Google Built An Awesome Interactive Map To Highlight Women In History

    They teamed up with the organization SPARK to make female history more visible.

    A group of young women activists noticed something troubling when they scrolled through years of Google Doodles: Most people honored were white men.

    From 2010 through 2013, only 17% of Doodles featured women. Only 4% spotlighted women of color, according to research done by SPARK, an activist group for teenagers and young adults.
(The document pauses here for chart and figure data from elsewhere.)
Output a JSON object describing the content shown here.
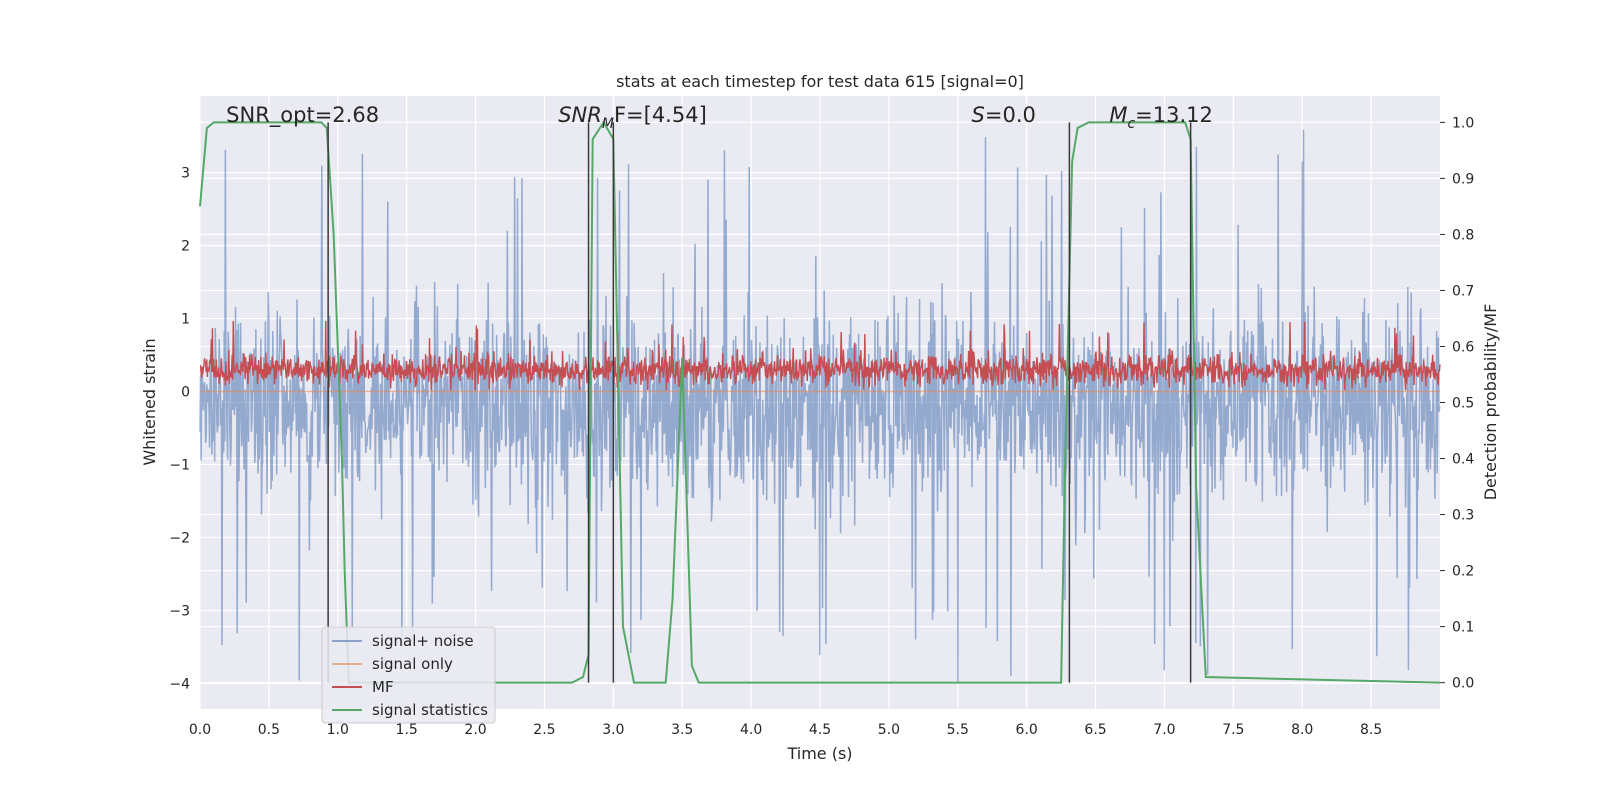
{
  "chart_data": {
    "type": "line",
    "title": "stats at each timestep for test data 615 [signal=0]",
    "xlabel": "Time (s)",
    "ylabel_left": "Whitened strain",
    "ylabel_right": "Detection probability/MF",
    "xlim": [
      0.0,
      9.0
    ],
    "ylim_left": [
      -4.35,
      4.05
    ],
    "ylim_right": [
      -0.047,
      1.047
    ],
    "xticks": [
      "0.0",
      "0.5",
      "1.0",
      "1.5",
      "2.0",
      "2.5",
      "3.0",
      "3.5",
      "4.0",
      "4.5",
      "5.0",
      "5.5",
      "6.0",
      "6.5",
      "7.0",
      "7.5",
      "8.0",
      "8.5"
    ],
    "yticks_left": [
      "3",
      "2",
      "1",
      "0",
      "−1",
      "−2",
      "−3",
      "−4"
    ],
    "yticks_right": [
      "1.0",
      "0.9",
      "0.8",
      "0.7",
      "0.6",
      "0.5",
      "0.4",
      "0.3",
      "0.2",
      "0.1",
      "0.0"
    ],
    "annotations": [
      {
        "prefix": "SNR_opt=2.68",
        "sub": "",
        "suffix": "",
        "italic": false,
        "x": 0.19
      },
      {
        "prefix": "SNR",
        "sub": "M",
        "suffix": "F=[4.54]",
        "italic": true,
        "x": 2.6
      },
      {
        "prefix": "S",
        "sub": "",
        "suffix": "=0.0",
        "italic": true,
        "x": 5.6
      },
      {
        "prefix": "M",
        "sub": "c",
        "suffix": "=13.12",
        "italic": true,
        "x": 6.6
      }
    ],
    "vertical_lines_x": [
      0.93,
      2.82,
      3.0,
      6.31,
      7.19
    ],
    "legend": {
      "placement": "lower-left",
      "entries": [
        "signal+ noise",
        "signal only",
        "MF",
        "signal statistics"
      ]
    },
    "series": [
      {
        "name": "signal+ noise",
        "axis": "left",
        "color": "#4c72b0",
        "description_values": {
          "mean": -0.2,
          "band_low": -1.7,
          "band_high": 1.3,
          "spike_low": -4.0,
          "spike_high": 3.6,
          "n_points": 2200
        }
      },
      {
        "name": "signal only",
        "axis": "left",
        "color": "#dd8452",
        "values": "constant 0.0"
      },
      {
        "name": "MF",
        "axis": "left",
        "color": "#c44e52",
        "description_values": {
          "base": 0.06,
          "mean": 0.3,
          "spike_high": 0.97,
          "n_points": 2200
        }
      },
      {
        "name": "signal statistics",
        "axis": "right",
        "color": "#55a868",
        "x": [
          0.0,
          0.05,
          0.1,
          0.2,
          0.88,
          0.92,
          0.97,
          1.03,
          1.05,
          1.08,
          2.7,
          2.78,
          2.82,
          2.85,
          2.93,
          3.0,
          3.07,
          3.15,
          3.38,
          3.43,
          3.5,
          3.57,
          3.62,
          6.25,
          6.28,
          6.33,
          6.37,
          6.45,
          7.1,
          7.15,
          7.19,
          7.23,
          7.3,
          9.0
        ],
        "y": [
          0.85,
          0.99,
          1.0,
          1.0,
          1.0,
          0.99,
          0.8,
          0.4,
          0.2,
          0.0,
          0.0,
          0.01,
          0.05,
          0.97,
          1.0,
          0.97,
          0.1,
          0.0,
          0.0,
          0.15,
          0.58,
          0.03,
          0.0,
          0.0,
          0.4,
          0.93,
          0.99,
          1.0,
          1.0,
          1.0,
          0.97,
          0.35,
          0.01,
          0.0
        ]
      }
    ]
  }
}
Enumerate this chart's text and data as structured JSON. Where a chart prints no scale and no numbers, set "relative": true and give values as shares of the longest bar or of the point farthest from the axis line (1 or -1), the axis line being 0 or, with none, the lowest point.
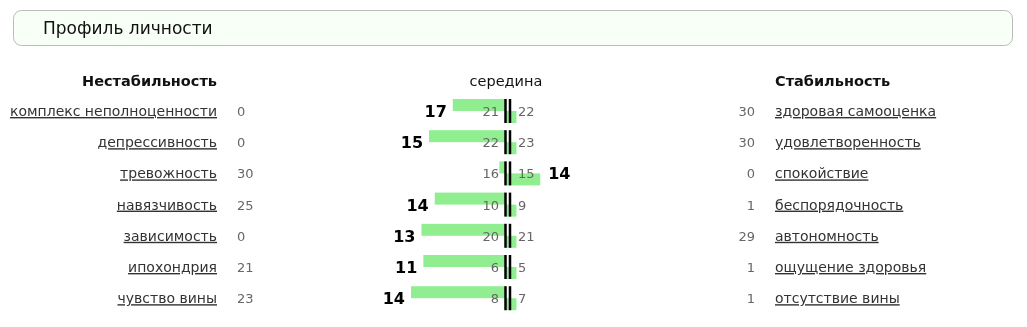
{
  "chart_data": {
    "type": "bar",
    "orientation": "horizontal",
    "relative": true,
    "title": "Профиль личности",
    "categories": [
      "комплекс неполноценности",
      "депрессивность",
      "тревожность",
      "навязчивость",
      "зависимость",
      "ипохондрия",
      "чувство вины"
    ],
    "series": [
      {
        "color": "#90ee90",
        "values": [
          -0.56,
          -0.81,
          -0.07,
          -0.75,
          -0.89,
          -0.87,
          -1
        ]
      },
      {
        "color": "#90ee90",
        "values": [
          0.11,
          0.11,
          0.36,
          0.11,
          0.11,
          0.11,
          0.11
        ]
      }
    ],
    "annotations": [
      "Нестабильность",
      "середина",
      "Стабильность",
      "17",
      "0",
      "21",
      "22",
      "30",
      "здоровая самооценка",
      "15",
      "0",
      "22",
      "23",
      "30",
      "удовлетворенность",
      "14",
      "30",
      "16",
      "15",
      "0",
      "спокойствие",
      "14",
      "25",
      "10",
      "9",
      "1",
      "беспорядочность",
      "13",
      "0",
      "20",
      "21",
      "29",
      "автономность",
      "11",
      "21",
      "6",
      "5",
      "1",
      "ощущение здоровья",
      "14",
      "23",
      "8",
      "7",
      "1",
      "отсутствие вины"
    ]
  }
}
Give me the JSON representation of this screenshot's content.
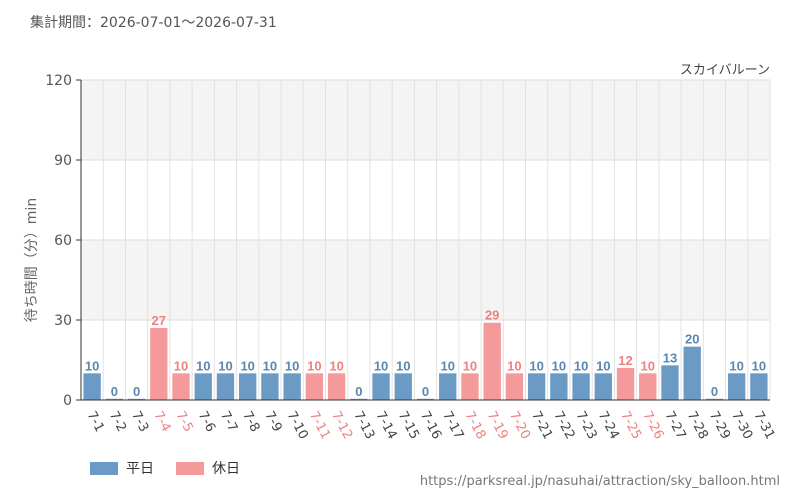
{
  "period_text": "集計期間：2026-07-01～2026-07-31",
  "source_url": "https://parksreal.jp/nasuhai/attraction/sky_balloon.html",
  "colors": {
    "weekday": "#6b9bc4",
    "holiday": "#f59a9a",
    "holiday_text": "#f08080",
    "weekday_text": "#5a86b0"
  },
  "legend": [
    {
      "label": "平日",
      "key": "weekday"
    },
    {
      "label": "休日",
      "key": "holiday"
    }
  ],
  "chart_data": {
    "type": "bar",
    "title": "スカイバルーン",
    "xlabel": "",
    "ylabel": "待ち時間（分）min",
    "ylim": [
      0,
      120
    ],
    "yticks": [
      0,
      30,
      60,
      90,
      120
    ],
    "grid": true,
    "legend_position": "bottom-left",
    "categories": [
      "7-1",
      "7-2",
      "7-3",
      "7-4",
      "7-5",
      "7-6",
      "7-7",
      "7-8",
      "7-9",
      "7-10",
      "7-11",
      "7-12",
      "7-13",
      "7-14",
      "7-15",
      "7-16",
      "7-17",
      "7-18",
      "7-19",
      "7-20",
      "7-21",
      "7-22",
      "7-23",
      "7-24",
      "7-25",
      "7-26",
      "7-27",
      "7-28",
      "7-29",
      "7-30",
      "7-31"
    ],
    "values": [
      10,
      0,
      0,
      27,
      10,
      10,
      10,
      10,
      10,
      10,
      10,
      10,
      0,
      10,
      10,
      0,
      10,
      10,
      29,
      10,
      10,
      10,
      10,
      10,
      12,
      10,
      13,
      20,
      0,
      10,
      10
    ],
    "day_type": [
      "weekday",
      "weekday",
      "weekday",
      "holiday",
      "holiday",
      "weekday",
      "weekday",
      "weekday",
      "weekday",
      "weekday",
      "holiday",
      "holiday",
      "weekday",
      "weekday",
      "weekday",
      "weekday",
      "weekday",
      "holiday",
      "holiday",
      "holiday",
      "weekday",
      "weekday",
      "weekday",
      "weekday",
      "holiday",
      "holiday",
      "weekday",
      "weekday",
      "weekday",
      "weekday",
      "weekday"
    ]
  }
}
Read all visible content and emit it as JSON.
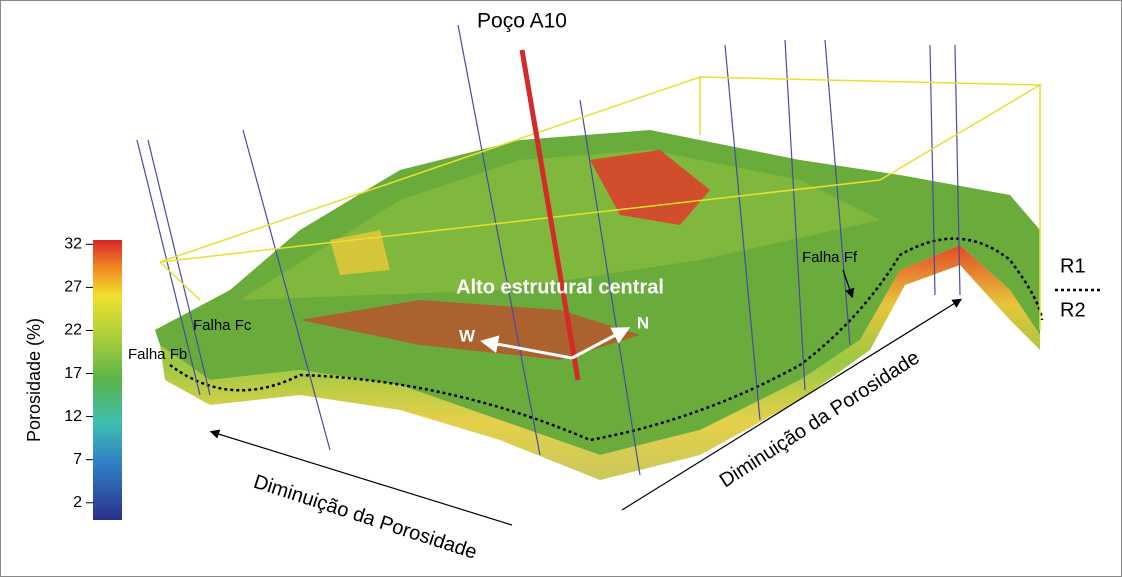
{
  "title": "Poço A10",
  "annotations": {
    "center": "Alto estrutural central",
    "west": "W",
    "north": "N",
    "fault_fc": "Falha Fc",
    "fault_fb": "Falha Fb",
    "fault_ff": "Falha Ff",
    "r1": "R1",
    "r2": "R2",
    "trend_left": "Diminuição da Porosidade",
    "trend_right": "Diminuição da Porosidade"
  },
  "colorbar": {
    "label": "Porosidade (%)",
    "lim": [
      0,
      32.5
    ],
    "ticks": [
      2,
      7,
      12,
      17,
      22,
      27,
      32
    ]
  }
}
    "When you’re told that mostly white men did anything worthy to create the world that we live in, you kind of feel like this world isn’t yours," SPARK activist Celeste Montaño, 21, told BuzzFeed News.

    Using statistics, the women made their case to Google. The company had already been working toward diversifying Doodles, and wanted to work with the SPARK team on a new project.

    Together, young women and the tech giant built a new map to bring people up to speed with women's history in their everyday lives.

    "It’s not that these people didn't do anything," Montaño, a UCLA student, said of the women. "It’s that people who write textbooks don’t feel their achievements are worth recording."

    Google's app Field Trip lets smartphone users discover information about locations they walk past or search for. Now, when users come across a notable place where a woman made history, SPARK's Field Trip project "Women On The Map" will inform them.

    "I'm hoping that Field Trip users can interact with the SPARK cards and discover new stories, locations, and women that inspire them to go out into the community and hopefully make a difference somewhere," Google's Yennie Solheim Fuller told BuzzFeed News.

    Launched in time for Women's History Month, the map shows 119 entries, most in the U.S. But SPARK plans to add more globally. They're also crowdsourcing, so anyone can write in to suggest a notable woman and her backstory.

    "Women actually did things and they did cool, amazing things," SPARK program coordinator Melissa Campbell told BuzzFeed News. "Here are some great things women did that you also can do."